Anton Tchekhov, escritor russo dos mais importantes, nasceu em 1860 e morreu no ano de 1904. De estilo realista, dando tanta ou mais importância ao fundo que ao próprio enredo, dedicou-se mais aos contos, nos quais descreveu, ora com o mais fino humor, ora com a mais profunda angústia, os últimos anos do czarismo na Rússia. É de sua autoria o conto "Angústia", que tem como subtítulo : A quem comunicar a minha tristeza?, do qual faremos um breve resumo, devido à grande importância da ideia que ele encerra.
Em uma cidade gelada da Rússia do século XIX, Jonas Potapof era cocheiro de trenó, vivendo de transportar pessoas de um local para outro, como fazem hoje os táxis. Cabeça baixa, muita neve no chapéu e no paletó, ele esperava por um freguês. Mas, não esperava contente como de hábito. Ao contrário, estava extremamente triste, porque havia perdido seu único filho, já moço
A história mostra as tentativas que ele faz de falar sobre a morte do filho com os sucessivos fregueses que tomam assento em seu veículo de deslizar sobre a neve, ou gelo, e com um companheiro de quarto na hospedaria à qual se recolhe à noite. Ninguém ao menos presta atenção em seu desespero por verbalizar o sofrimento que o corrói por dentro.Deitado na cama humilde do hotel onde passaria a noite, insone, ele se preocupa com seu cavalo. Será que está bem? Será que comeu alguma coisa? Para se certificar, desce à baia. Vê que está tranquilo, que já se alimentou. Nota também que o animal o fita com uns olhos diferentes, como se quisesse dizer alguma coisa, ou ouvir.
De mansinho, ele começa a contar sua história. A falar da febre que acometeu Cosme Jonitch, seu filho.
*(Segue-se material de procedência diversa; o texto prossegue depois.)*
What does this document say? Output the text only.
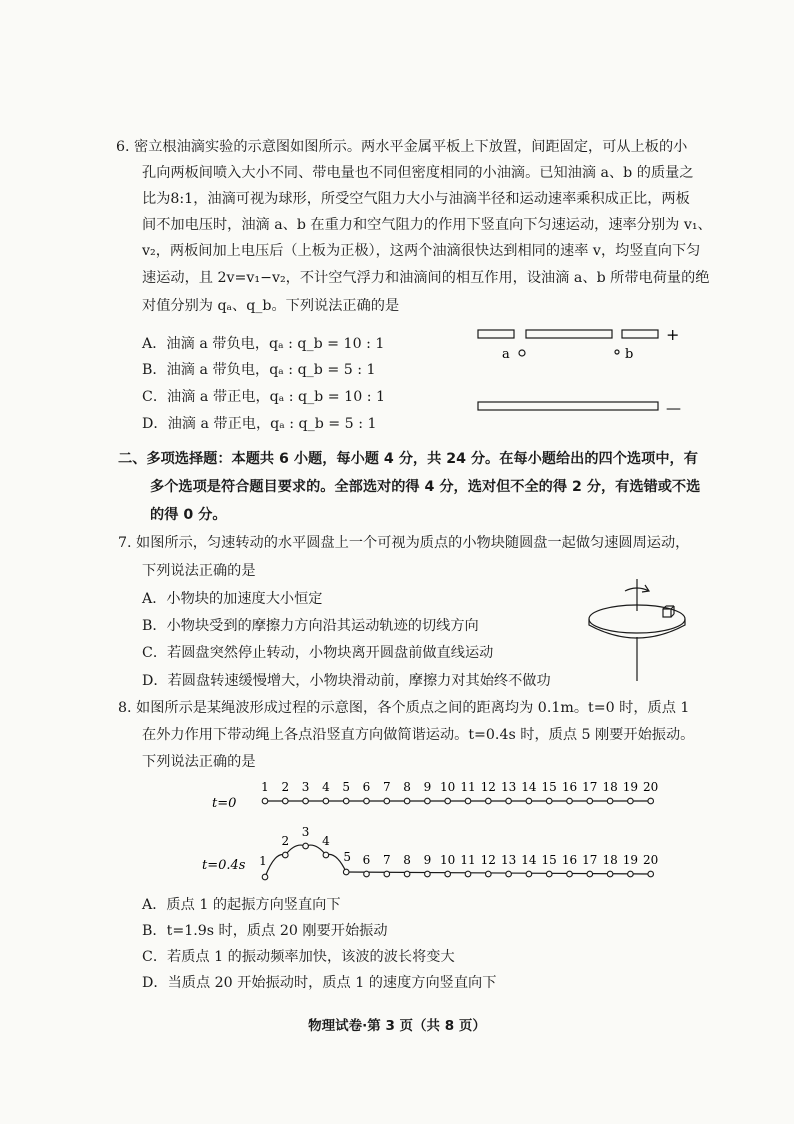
6. 密立根油滴实验的示意图如图所示。两水平金属平板上下放置，间距固定，可从上板的小
孔向两板间喷入大小不同、带电量也不同但密度相同的小油滴。已知油滴 a、b 的质量之
比为8:1，油滴可视为球形，所受空气阻力大小与油滴半径和运动速率乘积成正比，两板
间不加电压时，油滴 a、b 在重力和空气阻力的作用下竖直向下匀速运动，速率分别为 v₁、
v₂，两板间加上电压后（上板为正极），这两个油滴很快达到相同的速率 v，均竖直向下匀
速运动，且 2v=v₁−v₂，不计空气浮力和油滴间的相互作用，设油滴 a、b 所带电荷量的绝
对值分别为 qₐ、q_b。下列说法正确的是
A．油滴 a 带负电，qₐ : q_b = 10 : 1
B．油滴 a 带负电，qₐ : q_b = 5 : 1
C．油滴 a 带正电，qₐ : q_b = 10 : 1
D．油滴 a 带正电，qₐ : q_b = 5 : 1
a	b
+
—
二、多项选择题：本题共 6 小题，每小题 4 分，共 24 分。在每小题给出的四个选项中，有
多个选项是符合题目要求的。全部选对的得 4 分，选对但不全的得 2 分，有选错或不选
的得 0 分。
7. 如图所示，匀速转动的水平圆盘上一个可视为质点的小物块随圆盘一起做匀速圆周运动，
下列说法正确的是
A．小物块的加速度大小恒定
B．小物块受到的摩擦力方向沿其运动轨迹的切线方向
C．若圆盘突然停止转动，小物块离开圆盘前做直线运动
D．若圆盘转速缓慢增大，小物块滑动前，摩擦力对其始终不做功
8. 如图所示是某绳波形成过程的示意图，各个质点之间的距离均为 0.1m。t=0 时，质点 1
在外力作用下带动绳上各点沿竖直方向做简谐运动。t=0.4s 时，质点 5 刚要开始振动。
下列说法正确的是
t=0
t=0.4s
1 2 3 4 5 6 7 8 9 10 11 12 13 14 15 16 17 18 19 20
1
2
3
4
5 6 7 8 9 10 11 12 13 14 15 16 17 18 19 20
A．质点 1 的起振方向竖直向下
B．t=1.9s 时，质点 20 刚要开始振动
C．若质点 1 的振动频率加快，该波的波长将变大
D．当质点 20 开始振动时，质点 1 的速度方向竖直向下
物理试卷·第 3 页（共 8 页）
De como morreu, os cuidados que teve com ele. Do enterro e da dor que sentira ao voltar sozinho paracasa. Tudo, tim-tim por tim-tim. E nessa noite, depois de muitos dias de insônia, Jonas Potapof consegue dormir um sono tranquilo. 
Esse conto põe em relevo algo extremamente importante, que parece simples, mas que pouca gente sabe fazer: ouvir. Muitas vezes o que nossa filha, filho, esposa ou amigo, desejam é que os escutemos com atenção. De preferência sem interrupções, mas com interesse, sentindo cada palavra. E cá estamos nós prontos a escutar... não mais que três minutos! Prontos a dar conselhos, a contar fatos parecidos que aconteceram conosco...
Já vimos muitos anúncios de cursos de oratória, de dicção, mas nunca o imensamente importante curso de audição, de paciência com pessoas que querem apenas desabafar, falarem de seus erros, colocarem sons em sua dor.